In February 2023, USAID supported a third-party assessment of DAB. But Mehrabi has yet to see the audit, despite his requests since March. He was told it is in legal review.
In comment to The Diplomat, the U.S. Department of State said that it planned to share the findings with the board members, but did not offer a timeline. Switzerland was neither involved in the audit nor aware of its conclusions, said the Swiss Federal Department of Foreign Affairs.
“By continuing to slow roll and mire the Fund in bureaucracy, the administration is contributing to a worsening situation,” said Azizzada. He continued, “Afghans can’t afford that kind of patience.”
In February 2022, the U.S. Treasury changed its regulations to allow aid organizations and private firms to conduct transactions with Afghan government institutions. “The general licenses were helpful in allowing lifesaving aid to reach a critical mass of Afghans,” said Azizzada. With winter fast approaching, the threat of famine looms once again in Afghanistan. This year, the World Food Program has been forced to scale back its programs in Afghanistan. “The [Biden] administration can and should play a constructive role,” said Azizzada.
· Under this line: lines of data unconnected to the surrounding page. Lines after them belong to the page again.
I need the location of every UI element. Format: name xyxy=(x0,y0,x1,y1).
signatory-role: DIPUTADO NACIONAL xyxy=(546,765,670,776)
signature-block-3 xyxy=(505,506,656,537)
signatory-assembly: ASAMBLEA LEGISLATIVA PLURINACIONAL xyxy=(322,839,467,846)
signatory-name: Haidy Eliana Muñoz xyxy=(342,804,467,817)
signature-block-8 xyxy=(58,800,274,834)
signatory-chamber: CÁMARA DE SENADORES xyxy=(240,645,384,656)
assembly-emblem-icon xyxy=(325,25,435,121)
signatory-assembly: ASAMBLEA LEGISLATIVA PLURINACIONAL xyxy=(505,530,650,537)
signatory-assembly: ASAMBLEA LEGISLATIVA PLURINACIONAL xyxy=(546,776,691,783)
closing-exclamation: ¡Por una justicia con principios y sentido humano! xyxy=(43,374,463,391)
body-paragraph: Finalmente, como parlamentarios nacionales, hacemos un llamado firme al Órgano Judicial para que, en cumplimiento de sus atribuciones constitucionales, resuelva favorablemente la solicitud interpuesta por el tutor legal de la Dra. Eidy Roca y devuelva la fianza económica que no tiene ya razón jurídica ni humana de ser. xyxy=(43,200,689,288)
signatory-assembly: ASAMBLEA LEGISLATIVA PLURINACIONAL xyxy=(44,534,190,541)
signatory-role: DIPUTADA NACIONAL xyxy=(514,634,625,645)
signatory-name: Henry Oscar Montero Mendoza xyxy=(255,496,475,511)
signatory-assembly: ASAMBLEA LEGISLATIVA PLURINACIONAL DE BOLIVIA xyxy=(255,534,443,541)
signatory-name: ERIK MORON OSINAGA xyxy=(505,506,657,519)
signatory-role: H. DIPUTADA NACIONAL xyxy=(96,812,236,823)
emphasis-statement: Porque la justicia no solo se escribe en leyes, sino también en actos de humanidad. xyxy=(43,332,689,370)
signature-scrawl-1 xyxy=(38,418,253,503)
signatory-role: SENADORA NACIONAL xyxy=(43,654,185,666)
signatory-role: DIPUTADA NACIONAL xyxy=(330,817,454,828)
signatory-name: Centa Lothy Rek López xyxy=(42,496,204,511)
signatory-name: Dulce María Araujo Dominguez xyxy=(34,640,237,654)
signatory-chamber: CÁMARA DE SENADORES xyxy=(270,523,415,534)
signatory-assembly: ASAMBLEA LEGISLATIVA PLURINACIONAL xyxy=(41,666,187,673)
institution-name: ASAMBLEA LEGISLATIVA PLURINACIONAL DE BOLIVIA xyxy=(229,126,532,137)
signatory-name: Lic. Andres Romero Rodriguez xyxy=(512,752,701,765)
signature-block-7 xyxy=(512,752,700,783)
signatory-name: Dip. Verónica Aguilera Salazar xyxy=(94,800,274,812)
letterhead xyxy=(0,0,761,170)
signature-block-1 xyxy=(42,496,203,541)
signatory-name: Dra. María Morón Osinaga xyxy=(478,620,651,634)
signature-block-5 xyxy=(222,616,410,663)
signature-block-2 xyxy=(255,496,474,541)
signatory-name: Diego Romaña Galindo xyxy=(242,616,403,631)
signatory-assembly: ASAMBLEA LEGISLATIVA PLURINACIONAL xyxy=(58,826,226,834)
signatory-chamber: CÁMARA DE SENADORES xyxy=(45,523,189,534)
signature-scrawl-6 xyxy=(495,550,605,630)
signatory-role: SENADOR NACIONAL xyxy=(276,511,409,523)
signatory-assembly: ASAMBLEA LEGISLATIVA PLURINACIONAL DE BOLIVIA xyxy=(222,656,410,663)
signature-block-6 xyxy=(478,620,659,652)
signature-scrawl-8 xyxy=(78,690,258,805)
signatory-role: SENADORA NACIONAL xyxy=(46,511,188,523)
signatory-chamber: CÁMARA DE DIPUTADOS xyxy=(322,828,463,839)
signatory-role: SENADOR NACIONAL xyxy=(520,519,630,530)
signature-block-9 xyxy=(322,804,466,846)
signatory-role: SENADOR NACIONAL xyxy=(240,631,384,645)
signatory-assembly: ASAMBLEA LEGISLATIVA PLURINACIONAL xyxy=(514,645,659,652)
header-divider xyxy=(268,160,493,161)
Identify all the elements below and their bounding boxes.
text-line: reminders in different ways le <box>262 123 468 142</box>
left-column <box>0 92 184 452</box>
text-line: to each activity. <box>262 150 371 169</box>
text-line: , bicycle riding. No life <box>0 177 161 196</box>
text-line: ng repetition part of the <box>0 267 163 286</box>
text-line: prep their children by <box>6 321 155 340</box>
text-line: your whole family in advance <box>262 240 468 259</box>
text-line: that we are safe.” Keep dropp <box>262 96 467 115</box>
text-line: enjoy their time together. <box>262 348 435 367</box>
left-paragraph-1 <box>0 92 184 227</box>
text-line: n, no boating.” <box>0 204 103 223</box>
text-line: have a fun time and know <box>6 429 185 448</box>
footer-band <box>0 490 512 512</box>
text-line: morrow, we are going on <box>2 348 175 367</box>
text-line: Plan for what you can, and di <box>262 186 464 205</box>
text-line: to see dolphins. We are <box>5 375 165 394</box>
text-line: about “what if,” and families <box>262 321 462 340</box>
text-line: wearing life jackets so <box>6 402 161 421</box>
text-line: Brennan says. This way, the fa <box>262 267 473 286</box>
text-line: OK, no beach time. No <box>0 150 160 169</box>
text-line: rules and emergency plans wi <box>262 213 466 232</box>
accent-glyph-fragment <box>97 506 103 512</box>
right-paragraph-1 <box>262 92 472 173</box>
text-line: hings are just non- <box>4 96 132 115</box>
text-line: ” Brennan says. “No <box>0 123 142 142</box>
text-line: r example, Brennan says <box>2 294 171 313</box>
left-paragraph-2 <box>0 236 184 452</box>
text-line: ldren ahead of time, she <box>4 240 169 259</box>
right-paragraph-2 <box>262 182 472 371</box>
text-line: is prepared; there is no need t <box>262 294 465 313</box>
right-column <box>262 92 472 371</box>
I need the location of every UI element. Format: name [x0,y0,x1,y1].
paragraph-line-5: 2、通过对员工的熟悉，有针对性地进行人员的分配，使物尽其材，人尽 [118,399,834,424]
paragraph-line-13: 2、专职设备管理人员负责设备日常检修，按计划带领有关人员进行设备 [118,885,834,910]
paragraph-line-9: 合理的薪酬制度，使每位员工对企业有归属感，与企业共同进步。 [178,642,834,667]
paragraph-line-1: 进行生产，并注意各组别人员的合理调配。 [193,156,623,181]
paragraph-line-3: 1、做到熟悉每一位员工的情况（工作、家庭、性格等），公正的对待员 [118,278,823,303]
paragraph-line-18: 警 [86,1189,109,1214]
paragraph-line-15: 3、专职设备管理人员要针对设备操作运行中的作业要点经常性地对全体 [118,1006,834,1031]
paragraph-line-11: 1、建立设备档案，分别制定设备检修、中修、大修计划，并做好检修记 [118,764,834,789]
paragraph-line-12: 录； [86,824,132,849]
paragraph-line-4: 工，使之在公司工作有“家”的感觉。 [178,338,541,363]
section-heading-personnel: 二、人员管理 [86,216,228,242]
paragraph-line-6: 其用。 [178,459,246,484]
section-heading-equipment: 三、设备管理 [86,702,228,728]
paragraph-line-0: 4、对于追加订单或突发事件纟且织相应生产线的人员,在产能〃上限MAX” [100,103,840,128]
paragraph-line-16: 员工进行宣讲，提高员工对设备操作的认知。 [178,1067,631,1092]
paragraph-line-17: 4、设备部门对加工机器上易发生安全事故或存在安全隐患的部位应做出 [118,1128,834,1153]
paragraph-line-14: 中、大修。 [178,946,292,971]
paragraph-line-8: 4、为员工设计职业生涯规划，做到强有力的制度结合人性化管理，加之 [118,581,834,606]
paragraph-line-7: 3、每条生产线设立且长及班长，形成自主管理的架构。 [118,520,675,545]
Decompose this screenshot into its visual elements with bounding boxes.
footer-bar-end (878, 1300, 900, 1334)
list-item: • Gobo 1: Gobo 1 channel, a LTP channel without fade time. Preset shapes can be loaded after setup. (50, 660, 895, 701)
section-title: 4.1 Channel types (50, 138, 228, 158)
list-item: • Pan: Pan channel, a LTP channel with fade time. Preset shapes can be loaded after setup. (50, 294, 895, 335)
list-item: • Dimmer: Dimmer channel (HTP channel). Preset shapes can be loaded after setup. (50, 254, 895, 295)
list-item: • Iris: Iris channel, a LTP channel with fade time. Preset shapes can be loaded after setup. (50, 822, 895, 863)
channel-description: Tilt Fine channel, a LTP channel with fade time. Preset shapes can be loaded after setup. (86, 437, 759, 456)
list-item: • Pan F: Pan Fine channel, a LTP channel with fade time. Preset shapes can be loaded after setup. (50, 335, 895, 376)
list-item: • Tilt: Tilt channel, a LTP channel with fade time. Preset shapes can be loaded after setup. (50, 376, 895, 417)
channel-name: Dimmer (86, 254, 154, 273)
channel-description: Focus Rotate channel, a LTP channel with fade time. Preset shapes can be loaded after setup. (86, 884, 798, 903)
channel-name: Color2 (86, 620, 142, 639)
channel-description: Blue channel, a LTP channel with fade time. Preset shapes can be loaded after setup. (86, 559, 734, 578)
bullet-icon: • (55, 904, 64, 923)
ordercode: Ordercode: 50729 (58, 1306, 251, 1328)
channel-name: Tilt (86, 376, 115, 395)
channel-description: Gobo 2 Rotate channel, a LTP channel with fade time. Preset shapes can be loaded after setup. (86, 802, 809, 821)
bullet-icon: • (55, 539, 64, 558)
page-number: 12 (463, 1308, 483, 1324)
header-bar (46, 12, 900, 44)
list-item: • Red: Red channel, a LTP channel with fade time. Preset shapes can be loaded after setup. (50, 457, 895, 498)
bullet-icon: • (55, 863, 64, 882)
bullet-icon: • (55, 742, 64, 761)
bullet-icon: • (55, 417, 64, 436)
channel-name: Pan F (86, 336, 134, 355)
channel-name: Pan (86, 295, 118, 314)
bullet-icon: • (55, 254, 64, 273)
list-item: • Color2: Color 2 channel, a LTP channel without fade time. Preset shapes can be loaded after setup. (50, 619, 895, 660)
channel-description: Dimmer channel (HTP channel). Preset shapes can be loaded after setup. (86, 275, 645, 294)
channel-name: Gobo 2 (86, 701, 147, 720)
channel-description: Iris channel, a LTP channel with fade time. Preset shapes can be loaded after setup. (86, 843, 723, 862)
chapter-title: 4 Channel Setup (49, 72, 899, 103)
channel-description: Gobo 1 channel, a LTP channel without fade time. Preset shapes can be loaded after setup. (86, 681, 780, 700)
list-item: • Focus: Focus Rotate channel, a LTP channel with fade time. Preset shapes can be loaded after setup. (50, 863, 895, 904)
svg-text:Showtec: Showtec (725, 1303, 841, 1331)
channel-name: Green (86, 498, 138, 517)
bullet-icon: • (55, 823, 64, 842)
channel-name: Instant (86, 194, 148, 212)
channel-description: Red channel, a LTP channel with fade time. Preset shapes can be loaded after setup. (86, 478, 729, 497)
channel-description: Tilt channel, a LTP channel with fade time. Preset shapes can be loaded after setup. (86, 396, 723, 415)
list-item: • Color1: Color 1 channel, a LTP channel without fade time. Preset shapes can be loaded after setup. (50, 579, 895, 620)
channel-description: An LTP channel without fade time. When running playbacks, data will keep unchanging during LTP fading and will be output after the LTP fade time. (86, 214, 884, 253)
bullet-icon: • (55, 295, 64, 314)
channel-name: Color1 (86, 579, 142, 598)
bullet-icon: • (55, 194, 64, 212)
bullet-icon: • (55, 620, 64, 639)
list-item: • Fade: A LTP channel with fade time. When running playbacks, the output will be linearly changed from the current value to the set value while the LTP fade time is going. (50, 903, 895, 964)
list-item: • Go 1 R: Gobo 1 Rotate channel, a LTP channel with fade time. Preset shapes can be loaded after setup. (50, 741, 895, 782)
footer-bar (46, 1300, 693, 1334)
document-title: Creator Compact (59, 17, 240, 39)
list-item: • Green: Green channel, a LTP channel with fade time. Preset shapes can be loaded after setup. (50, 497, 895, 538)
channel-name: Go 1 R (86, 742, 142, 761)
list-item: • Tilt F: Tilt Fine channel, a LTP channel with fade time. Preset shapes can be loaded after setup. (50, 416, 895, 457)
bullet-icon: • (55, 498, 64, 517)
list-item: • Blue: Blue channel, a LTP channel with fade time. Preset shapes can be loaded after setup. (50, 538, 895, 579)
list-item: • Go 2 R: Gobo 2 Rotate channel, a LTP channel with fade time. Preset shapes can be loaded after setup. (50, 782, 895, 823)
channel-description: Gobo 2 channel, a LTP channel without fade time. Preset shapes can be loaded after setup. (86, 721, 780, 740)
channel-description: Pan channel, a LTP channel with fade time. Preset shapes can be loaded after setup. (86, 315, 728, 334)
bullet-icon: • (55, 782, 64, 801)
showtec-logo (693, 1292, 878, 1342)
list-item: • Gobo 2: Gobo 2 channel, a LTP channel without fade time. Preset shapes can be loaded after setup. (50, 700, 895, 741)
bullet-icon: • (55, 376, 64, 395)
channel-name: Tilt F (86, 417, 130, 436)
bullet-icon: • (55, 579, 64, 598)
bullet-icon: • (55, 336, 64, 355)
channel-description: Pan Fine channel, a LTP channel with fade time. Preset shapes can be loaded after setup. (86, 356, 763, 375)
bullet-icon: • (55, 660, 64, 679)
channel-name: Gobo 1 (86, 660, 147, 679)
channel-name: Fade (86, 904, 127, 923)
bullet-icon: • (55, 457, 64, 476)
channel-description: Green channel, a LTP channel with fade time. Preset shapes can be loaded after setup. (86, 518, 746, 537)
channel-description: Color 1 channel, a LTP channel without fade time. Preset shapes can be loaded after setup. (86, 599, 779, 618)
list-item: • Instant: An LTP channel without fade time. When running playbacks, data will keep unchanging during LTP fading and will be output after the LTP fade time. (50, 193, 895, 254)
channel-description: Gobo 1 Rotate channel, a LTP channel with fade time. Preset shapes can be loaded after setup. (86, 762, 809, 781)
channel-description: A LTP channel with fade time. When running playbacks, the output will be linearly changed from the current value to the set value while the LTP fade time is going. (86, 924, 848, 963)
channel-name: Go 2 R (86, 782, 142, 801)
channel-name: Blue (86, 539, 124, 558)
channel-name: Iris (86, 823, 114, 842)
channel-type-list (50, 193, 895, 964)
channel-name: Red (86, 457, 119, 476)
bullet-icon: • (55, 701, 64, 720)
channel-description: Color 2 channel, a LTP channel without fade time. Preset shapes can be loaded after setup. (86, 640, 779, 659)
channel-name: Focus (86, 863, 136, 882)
There is a diversity of opinion regarding how the Afghan Fund should operate. Metra Mehran, an Afghan human rights activist, is against the unfreezing of the assets. Mehran recently spoke at a side event at the U.N. General Assembly about gender apartheid in Afghanistan. In an interview afterward, she said that sees the release of the assets as a recognition of the Taliban. “Even if you release the funds, we will not get to stability,” she said.
The Fund has plans to create a new channel for public input through an international advisory committee, which will be made of Afghans and citizens of other countries. Mehrabi said the committee will provide advice and independent analysis with the regard to how they see the disbursement should work.
Ultimately though, Afghans alone will not decide the future of the country’s assets. The fate of billions of dollars seemingly lies with just four people, but it also depends on the cooperation of governments in Washington D.C., Bern, and Kabul before any money can leave Switzerland.